À la rentrée 2004, l'enseignement du grec et du latin risque de
disparaître de la quasi totalité des lycées (et bientôt des collèges)
de France, avant même que soient pris en compte les résultats du
"Grand débat pour l'avenir de l'école " dans l'élaboration de la Loi
d'orientation pour l'école.
Comment ?
Des recteurs fixent arbitrairement des effectifs minima en seconde,
et ne prennent en compte que les élèves inscrits en option de
détermination, rayant d'un trait de plume les élèves qui choisissent pour leur plaisir et
leur culture les options facultatives. Il en est de même pour les
options de langues : russe, allemand, espagnol et les options
artistiques.
Au mépris du devoir national d'instruction publique, les options
seront regroupées dans quelques lycées, privilégiant les élèves de
centre-ville aux dépens de ceux des périphéries et des campagnes.
Pourquoi ?
" La rentabilité, les économies ", dit le discours officiel. Les
ministres défendent une politique purement gestionnaire et comptable
de l'Éducation nationale, organisant la transformation du savoir en
marchandise, cédant à la mode du moment.
Quelles conséquences ?
On va priver nos élèves d'un enseignement qui favorise la rigueur,
l'exigence et l'effort, qui permet de mieux apprendre la langue
française par l'étude de la syntaxe et la maîtrise du vocabulaire.

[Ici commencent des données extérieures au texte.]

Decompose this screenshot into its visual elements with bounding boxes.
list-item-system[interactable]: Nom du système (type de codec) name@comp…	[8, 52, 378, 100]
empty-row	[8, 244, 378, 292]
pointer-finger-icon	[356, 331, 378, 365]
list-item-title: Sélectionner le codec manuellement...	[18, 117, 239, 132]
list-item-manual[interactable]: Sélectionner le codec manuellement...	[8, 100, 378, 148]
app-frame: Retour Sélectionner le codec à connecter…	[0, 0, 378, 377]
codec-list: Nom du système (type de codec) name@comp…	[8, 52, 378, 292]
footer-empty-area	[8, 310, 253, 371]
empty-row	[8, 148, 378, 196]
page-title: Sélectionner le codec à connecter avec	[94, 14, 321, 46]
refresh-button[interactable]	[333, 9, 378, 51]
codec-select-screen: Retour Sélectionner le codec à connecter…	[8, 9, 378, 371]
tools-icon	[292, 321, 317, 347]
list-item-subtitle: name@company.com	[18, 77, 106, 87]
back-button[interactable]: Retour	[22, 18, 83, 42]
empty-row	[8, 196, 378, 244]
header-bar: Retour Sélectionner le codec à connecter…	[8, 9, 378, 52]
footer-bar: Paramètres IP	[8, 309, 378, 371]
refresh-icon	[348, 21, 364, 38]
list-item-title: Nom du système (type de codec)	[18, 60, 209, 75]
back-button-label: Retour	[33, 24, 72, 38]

On va priver nos élèves d'une approche historique et esthétique de la
littérature, des arts plastiques, des sciences humaines (philosophie,
histoire et archéologie), puisque l'Antiquité, qui a livré les oeuvres
fondatrices de ces disciplines, est une référence majeure et un
héritage constamment interrogé.
On va priver nos élèves de langues de culture qui permettent
d'appréhender l'identité européenne : l'Antiquité grecque et romaine a
joué un rôle historique dans la constitution d'un patrimoine commun à l'Europe.
On va priver ainsi la nation d'un moteur d'intégration des jeunes
d'origine étrangère ; le rapport de la Mission ministérielle sur
l'enseignement des langues et cultures de l'Antiquité montre pourtant
que l'enseignement des langues anciennes joue un rôle important pour unifier un monde aux
cultures diverses.
On va priver notre école et notre université des chercheurs et des
enseignants capables d'étudier et d'expliquer notre patrimoine
culturel. On tarit même dès cette année le vivier, puisque le CAPES de
lettres classiques de 2004 est amputé, par rapport à l'année 2003, de
25 % des postes.
Par cet appel, nous dénonçons la brutalité de ces mesures prises sans
concertation. Nous dénonçons les discours qui tentent de les justifier
a posteriori, en invoquant le coût et l'élitisme du latin et du grec,
au moment même où le ministère réserve ces langues aux lycées
favorisés.
NOUS DEMANDONS LE RÉTABLISSEMENT DES ENSEIGNEMENTS SUPPRIMÉS ET
L'AFFIRMATION D'UNE POLITIQUE VOLONTARISTE POUR LE DÉVELOPPEMENT DES
LANGUES ANCIENNES.
Nous en appelons aux élus et à l'opinion publique. Comme le font des
milliers de chercheurs dénonçant la misère de la recherche publique,
qu'elle concerne les sciences dures, les sciences humaines, les
lettres ou les arts, nous refusons les conséquences irréparables de
choix politiques entièrement soumis à la rentabilité immédiate, qui
compromettent l'avenir de nos élèves, en déniant le droit pou tous à
l'éducation et à la culture.
A.G.B. (Association Guillaume Budé),
A.P.F.L.A.-prépa (Association des Professeurs de
Français et de Langues Anciennes de Classes Préparatoires),
A.P.L. (Association des Professeurs de Lettres),
A.P.L.A.E.S. (Association des Professeurs de Langues
Anciennes de l'Enseignement Supérieur),
Association pour l'encouragement des études grecques en France,
C.N.A.R.E.L.A. (Coordination Nationale des Associations Régionales
des Enseignants de Langues Anciennes),
Sauver les Lettres, S.E.L. (Sauvegarde des enseignements littéraires).